Dr. Mark Long came to Roswell Park in 2009 where he received his dual Master’s degree in Biological Sciences and Systems Biology from the University at Buffalo and the University of Luxembourg. He went on to complete his PhD at the University at Buffalo Roswell Park’s division in the Molecular Pharmacology and Cancer Therapeutics program. He has since remained at Roswell Park, utilizing his experience to drive his own and collaborative research projects. He joined the Biostatistics & Bioinformatics department in 2018.
He has an interdisciplinary skill set, with expertise in cancer genomics/epigenomics biology and computational approaches for the understanding and visualization of NGS data. He has extensive experience coding in R, as well as in the design, implementation, integration and interpretation of complex genomics data sets.
Eduardo Cortes, MA
Mr. Eduardo Cortes began his professional career at Roswell Park’s Biostatistics and Bioinformatics department in 2013. He earned his bachelors’ degrees in Mathematics and Philosophy at Universidad de los Andes and completed his master’s in Biostatistics at the University at Buffalo - SUNY-UB.
He has experience processing, managing and analyzing next-generation sequencing data. Tasks involve developing, maintaining and enriching QC pipelines (RNA-seq, ChIP-seq, 16S-seq).

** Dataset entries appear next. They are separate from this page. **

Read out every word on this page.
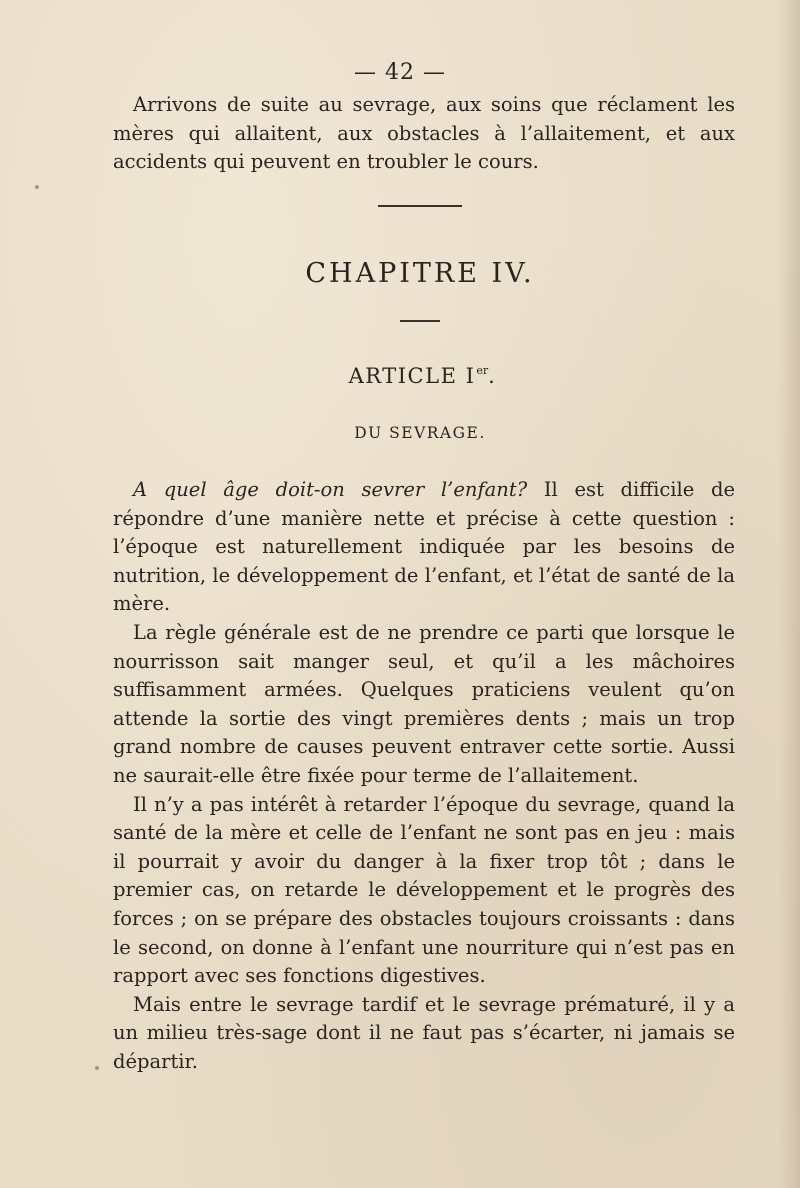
— 42 —

Arrivons de suite au sevrage, aux soins que réclament les mères qui allaitent, aux obstacles à l’allaitement, et aux accidents qui peuvent en troubler le cours.

CHAPITRE IV.
ARTICLE Ier.
DU SEVRAGE.

A quel âge doit-on sevrer l’enfant? Il est difficile de répondre d’une manière nette et précise à cette question : l’époque est naturellement indiquée par les besoins de nutrition, le développement de l’enfant, et l’état de santé de la mère.

La règle générale est de ne prendre ce parti que lorsque le nourrisson sait manger seul, et qu’il a les mâchoires suffisamment armées. Quelques praticiens veulent qu’on attende la sortie des vingt premières dents ; mais un trop grand nombre de causes peuvent entraver cette sortie. Aussi ne saurait-elle être fixée pour terme de l’allaitement.

Il n’y a pas intérêt à retarder l’époque du sevrage, quand la santé de la mère et celle de l’enfant ne sont pas en jeu : mais il pourrait y avoir du danger à la fixer trop tôt ; dans le premier cas, on retarde le développement et le progrès des forces ; on se prépare des obstacles toujours croissants : dans le second, on donne à l’enfant une nourriture qui n’est pas en rapport avec ses fonctions digestives.

Mais entre le sevrage tardif et le sevrage prématuré, il y a un milieu très-sage dont il ne faut pas s’écarter, ni jamais se départir.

Mr. Cortes has special interest in building and applying statistical models and methodologies to analyze and compare data supporting on-going cancer research projects. Collaboration with genomics’ related projects outside cancer research setting in the fields of translational psychiatry and neurology. Expertise building and implementing scripts in R, Python, and Bash programming languages. Deft application of parallel computing in high-performance computing environments in order to process and analyze obtained from diverse genomics’ settings.
Research Assistants, MS/MA
The Research Assistants (RAs) in the Bioinformatics Shared Resource work under the mentorship of the faculty on appropriately chosen bioinformatics projects. They are graduate trainees enrolled the University at Buffalo graduate program in Biostatistics.